Die Nutzung ist nach kurzer Eingewöhnung doch handhabbar und erfüllt den Grundzweck. Das optische Ergebnis ist gestaltbar ebenso wie der Embed-Code und listet entweder alle Terminangebote untereinander auf oder lässt Sie wie in folgendem Beispiel von mir über einen Kalender suchen:

Wer auf einen der Termine klickt, kommt zu einem in der Auswahl der Felder ebenfalls gestaltbaren Formular:

Danach wird eine E-Mail mit Bestätigungscode und -link generiert. Sobald dieser genutzt wird, verschwindet der Termin aus der Auswahl und ich werde benachrichtigt. Eine Verknüpfung mit einem Google-Kalender wird angeboten (noch nicht getestet).
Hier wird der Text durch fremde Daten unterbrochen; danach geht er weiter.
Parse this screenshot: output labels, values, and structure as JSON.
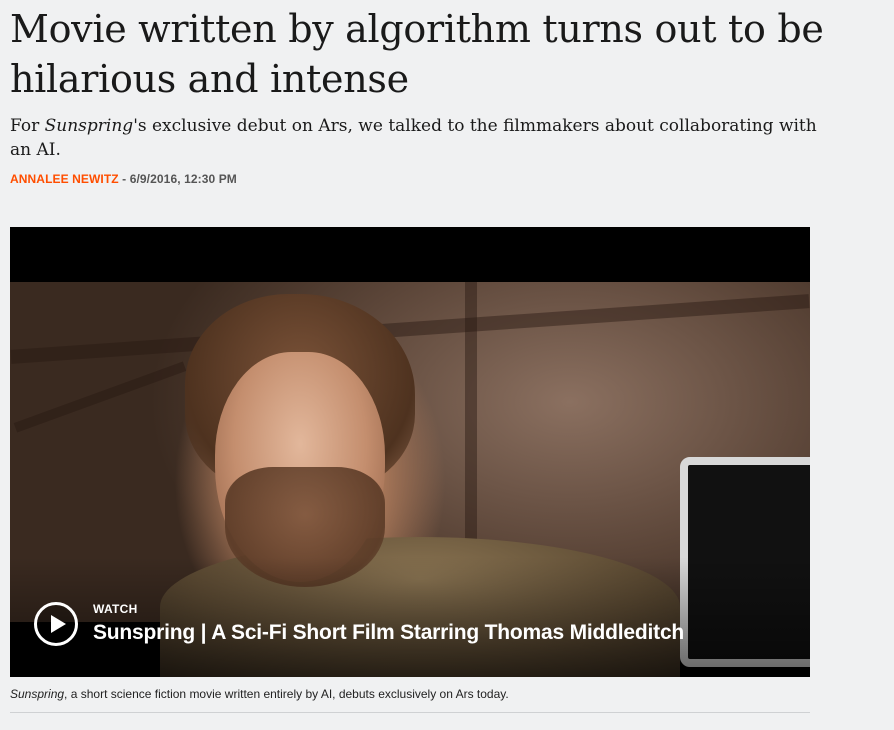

Ich habe in diesem Tool das gefunden, wonach ich gesucht habe. Wie man meiner Ausdrucksweise wohl entnehmen kann, halte ich es für ein noch nicht perfektes Konzept, aber es erfüllt seinen Zweck, ist kostenlos und auf Deutsch. Nach einer so langen Suche bin ich froh, es gefunden zu haben und werde es vermehrt einsetzen. Der Dienst scheint derzeit unter Überarbeitung zu stehen (deren Beendigung allerdings schon für den Herbst angekündigt war) und bietet aktuell keine kostenpflichtigen Dienste wie den SMS-Versand an.

In diesem Sinne… selber mal reinschauen, wenn Bedarf besteht und dem Tool ein paar Minuten zum Herumklicken gewähren. Einige Einstellungen und Features sind nämlich etwas versteckt aber auffindbar.